P2‐225: Differential expression of beta‐amyloid fragments in crude brain lysate samples using immunoassay TOF mass spectrometry

Background: Beta amyloid fragment deposits in the brain are associated with the onset of neurodegenerative diseases, including Alzheimer’s disease. The use of TOF mass spectrometry in measuring these fragments has the advantage of eliminating cross-reactivity errors associated with other methods such as ELISA, and allows for simultaneous detection of numerous fragments from any sample. Methods: Immuno-specific surfaces were prepared using ProteinChip array functionalized with amino groups. These reactive surfaces were used to immobilize 6E10 monoclonal antibody, specific to N-terminus beta-amyloid fragments. Negative control surfaces were prepared by using non-specific bovine IgG in place of 6E10 on the same reactive surfaces. Artificial CSF was used to prepare calibration material and internal standard. Fragments 1-33, 1-38, 1-40, and 1-42 were spiked across a range of concentration to prepare calibration material.
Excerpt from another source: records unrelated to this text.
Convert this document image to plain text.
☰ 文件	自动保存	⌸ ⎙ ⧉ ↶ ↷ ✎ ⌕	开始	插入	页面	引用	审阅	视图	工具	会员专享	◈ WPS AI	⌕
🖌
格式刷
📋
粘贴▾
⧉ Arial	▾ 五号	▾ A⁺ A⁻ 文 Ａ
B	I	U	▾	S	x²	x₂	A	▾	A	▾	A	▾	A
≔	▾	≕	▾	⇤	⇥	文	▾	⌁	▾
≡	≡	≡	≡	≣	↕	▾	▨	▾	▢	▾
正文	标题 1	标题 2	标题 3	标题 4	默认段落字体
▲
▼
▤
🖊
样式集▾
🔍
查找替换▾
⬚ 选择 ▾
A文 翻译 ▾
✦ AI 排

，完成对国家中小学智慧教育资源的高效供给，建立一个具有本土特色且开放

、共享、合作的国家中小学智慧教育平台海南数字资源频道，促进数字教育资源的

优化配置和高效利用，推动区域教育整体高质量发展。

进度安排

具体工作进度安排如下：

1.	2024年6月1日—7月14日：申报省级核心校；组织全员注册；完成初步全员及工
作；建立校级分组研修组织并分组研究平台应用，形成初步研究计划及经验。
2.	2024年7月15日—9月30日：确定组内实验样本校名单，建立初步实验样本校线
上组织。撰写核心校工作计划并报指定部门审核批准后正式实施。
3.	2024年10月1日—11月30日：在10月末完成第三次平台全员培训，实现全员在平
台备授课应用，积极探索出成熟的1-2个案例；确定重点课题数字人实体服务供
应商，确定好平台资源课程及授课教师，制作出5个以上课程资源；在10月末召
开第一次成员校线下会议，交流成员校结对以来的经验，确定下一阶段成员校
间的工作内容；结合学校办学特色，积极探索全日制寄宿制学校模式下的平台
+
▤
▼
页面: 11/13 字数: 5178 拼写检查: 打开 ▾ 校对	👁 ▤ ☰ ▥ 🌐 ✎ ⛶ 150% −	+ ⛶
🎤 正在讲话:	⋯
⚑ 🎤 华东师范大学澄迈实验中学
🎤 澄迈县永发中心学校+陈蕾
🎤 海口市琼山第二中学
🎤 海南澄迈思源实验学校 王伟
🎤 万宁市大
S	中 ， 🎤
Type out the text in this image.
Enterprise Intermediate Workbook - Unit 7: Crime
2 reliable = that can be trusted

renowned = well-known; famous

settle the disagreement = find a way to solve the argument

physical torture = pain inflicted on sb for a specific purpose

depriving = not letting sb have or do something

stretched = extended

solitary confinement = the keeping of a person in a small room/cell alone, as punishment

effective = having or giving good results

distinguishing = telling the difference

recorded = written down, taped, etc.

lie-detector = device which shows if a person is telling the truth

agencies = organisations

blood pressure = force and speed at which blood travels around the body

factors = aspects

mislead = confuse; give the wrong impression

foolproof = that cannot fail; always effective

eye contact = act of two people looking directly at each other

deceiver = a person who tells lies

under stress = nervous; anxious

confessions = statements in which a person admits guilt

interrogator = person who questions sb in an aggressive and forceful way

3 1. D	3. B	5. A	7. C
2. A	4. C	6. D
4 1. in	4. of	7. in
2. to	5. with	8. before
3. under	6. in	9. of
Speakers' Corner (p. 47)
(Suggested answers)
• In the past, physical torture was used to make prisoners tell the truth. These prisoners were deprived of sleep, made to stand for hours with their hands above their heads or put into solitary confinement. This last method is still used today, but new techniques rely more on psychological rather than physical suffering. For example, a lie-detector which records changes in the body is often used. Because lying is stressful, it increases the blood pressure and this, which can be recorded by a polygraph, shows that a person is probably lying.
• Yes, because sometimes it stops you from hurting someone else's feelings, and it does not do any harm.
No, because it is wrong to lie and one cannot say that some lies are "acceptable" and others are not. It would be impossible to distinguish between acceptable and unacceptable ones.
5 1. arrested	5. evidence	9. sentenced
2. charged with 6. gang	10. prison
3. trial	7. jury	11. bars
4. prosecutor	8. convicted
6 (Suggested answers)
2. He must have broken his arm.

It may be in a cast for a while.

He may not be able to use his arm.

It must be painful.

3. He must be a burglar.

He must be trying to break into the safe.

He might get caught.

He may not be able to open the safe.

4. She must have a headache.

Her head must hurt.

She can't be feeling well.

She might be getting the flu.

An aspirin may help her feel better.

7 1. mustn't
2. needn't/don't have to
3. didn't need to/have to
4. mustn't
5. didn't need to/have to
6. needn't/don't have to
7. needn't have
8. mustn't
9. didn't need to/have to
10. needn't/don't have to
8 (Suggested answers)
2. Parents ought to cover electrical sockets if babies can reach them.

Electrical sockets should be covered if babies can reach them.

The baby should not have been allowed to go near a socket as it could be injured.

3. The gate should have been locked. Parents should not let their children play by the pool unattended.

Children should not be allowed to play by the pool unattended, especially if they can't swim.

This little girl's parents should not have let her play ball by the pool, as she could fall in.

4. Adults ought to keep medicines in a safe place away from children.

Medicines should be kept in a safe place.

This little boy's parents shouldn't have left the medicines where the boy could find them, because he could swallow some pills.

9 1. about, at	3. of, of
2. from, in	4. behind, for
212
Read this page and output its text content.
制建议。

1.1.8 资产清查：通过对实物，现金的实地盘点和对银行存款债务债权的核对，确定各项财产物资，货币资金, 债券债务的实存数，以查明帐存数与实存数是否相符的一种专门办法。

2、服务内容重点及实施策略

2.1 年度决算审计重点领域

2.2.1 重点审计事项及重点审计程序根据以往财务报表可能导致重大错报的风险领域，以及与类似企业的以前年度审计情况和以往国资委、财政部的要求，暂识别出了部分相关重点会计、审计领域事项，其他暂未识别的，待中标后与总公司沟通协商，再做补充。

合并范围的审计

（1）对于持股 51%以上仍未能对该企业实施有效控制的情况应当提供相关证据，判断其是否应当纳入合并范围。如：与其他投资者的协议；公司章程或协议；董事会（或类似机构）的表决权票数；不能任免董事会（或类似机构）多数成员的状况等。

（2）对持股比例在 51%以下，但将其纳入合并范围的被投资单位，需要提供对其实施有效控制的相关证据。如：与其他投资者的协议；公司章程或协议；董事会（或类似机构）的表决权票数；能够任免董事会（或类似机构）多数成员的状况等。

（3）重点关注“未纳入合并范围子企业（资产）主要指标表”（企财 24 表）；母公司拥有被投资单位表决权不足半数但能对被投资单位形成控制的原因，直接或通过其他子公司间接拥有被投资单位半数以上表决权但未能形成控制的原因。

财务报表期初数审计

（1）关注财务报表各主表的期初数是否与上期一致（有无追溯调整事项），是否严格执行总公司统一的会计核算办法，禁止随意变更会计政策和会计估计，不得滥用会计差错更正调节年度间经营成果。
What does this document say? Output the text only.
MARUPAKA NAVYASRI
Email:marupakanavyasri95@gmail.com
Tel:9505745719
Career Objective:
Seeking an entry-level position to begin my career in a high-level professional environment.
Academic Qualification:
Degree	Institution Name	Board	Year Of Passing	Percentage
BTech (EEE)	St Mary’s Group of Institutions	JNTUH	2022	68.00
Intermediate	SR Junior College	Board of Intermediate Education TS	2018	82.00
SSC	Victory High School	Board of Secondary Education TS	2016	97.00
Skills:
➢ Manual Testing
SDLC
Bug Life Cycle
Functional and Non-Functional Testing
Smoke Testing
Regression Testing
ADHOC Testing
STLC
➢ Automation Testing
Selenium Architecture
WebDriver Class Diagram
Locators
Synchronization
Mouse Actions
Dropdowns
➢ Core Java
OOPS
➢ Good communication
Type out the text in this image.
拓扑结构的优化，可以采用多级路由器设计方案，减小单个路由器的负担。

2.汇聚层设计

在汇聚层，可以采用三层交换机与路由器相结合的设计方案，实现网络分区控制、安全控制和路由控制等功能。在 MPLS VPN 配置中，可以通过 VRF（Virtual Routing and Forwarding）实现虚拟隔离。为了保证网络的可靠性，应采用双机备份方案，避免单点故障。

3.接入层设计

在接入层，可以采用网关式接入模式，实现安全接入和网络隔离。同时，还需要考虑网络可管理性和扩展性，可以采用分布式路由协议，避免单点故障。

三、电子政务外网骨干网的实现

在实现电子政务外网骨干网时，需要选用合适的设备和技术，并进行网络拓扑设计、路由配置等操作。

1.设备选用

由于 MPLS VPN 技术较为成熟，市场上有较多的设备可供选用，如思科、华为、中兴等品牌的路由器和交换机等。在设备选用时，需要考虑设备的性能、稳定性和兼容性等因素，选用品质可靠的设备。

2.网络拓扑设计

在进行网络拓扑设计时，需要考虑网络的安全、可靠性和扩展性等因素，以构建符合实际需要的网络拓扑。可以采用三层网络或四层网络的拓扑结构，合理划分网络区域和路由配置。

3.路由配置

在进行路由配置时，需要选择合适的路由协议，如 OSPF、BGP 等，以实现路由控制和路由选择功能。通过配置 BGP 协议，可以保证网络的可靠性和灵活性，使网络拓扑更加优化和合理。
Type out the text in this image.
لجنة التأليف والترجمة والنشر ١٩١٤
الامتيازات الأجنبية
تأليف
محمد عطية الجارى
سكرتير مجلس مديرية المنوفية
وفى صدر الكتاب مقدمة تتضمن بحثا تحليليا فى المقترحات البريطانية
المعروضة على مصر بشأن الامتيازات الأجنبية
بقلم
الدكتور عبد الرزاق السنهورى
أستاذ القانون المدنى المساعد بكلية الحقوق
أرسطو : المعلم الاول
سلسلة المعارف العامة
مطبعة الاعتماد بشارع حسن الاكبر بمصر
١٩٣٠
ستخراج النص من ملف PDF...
Non-naturally occurring fragment Cys 1-24 was selected to prepare internal standard, as it is recognized by 6E10 Mab. Six human brain frontal cortex samples were analyzed, three from Alzheimer’s diagnosed and three from non Alzheimer’s sources. These samples were lysed in the presence of TUC, DTT, and protease inhibitors. The lysed samples were diluted in artificial CSF and applied directly to both 6E10 and Bovine IgG immobilized surfaces. After wash and desalting steps, alpha-cyano-4-hydroxycinnamic acid was applied and the targets were assayed in a Bruker ultrafleXtreme mass spectrometer. Results: Differential expression of Beta Amyloid fragments was observed. In known Alzheimer’s frontal brain cortex lysate multiple fragments were detected on the 6E10 surface and not on the control Bovine IgG surface. The non-Alzheimers frontal brain cortex lysate samples showed no beta-amyloid fragments on either surface type. Quantitative results were reported using calibration generated in artificial CSF. The use of an internal standard was shown to help minimize variability and improve results. The use of pre-coupled antibody arrays further reduces assay time and increases assay reproducibility. Conclusions: TOF mass spectrometry has been used to successfully develop a method for the detection of beta-amyloid fragments from human brain tissue. Quantitative results are obtained using calibration materials and internal standard. Multiple fragments are simultaneously monitored and differences are detected in diseased vs. normal brains.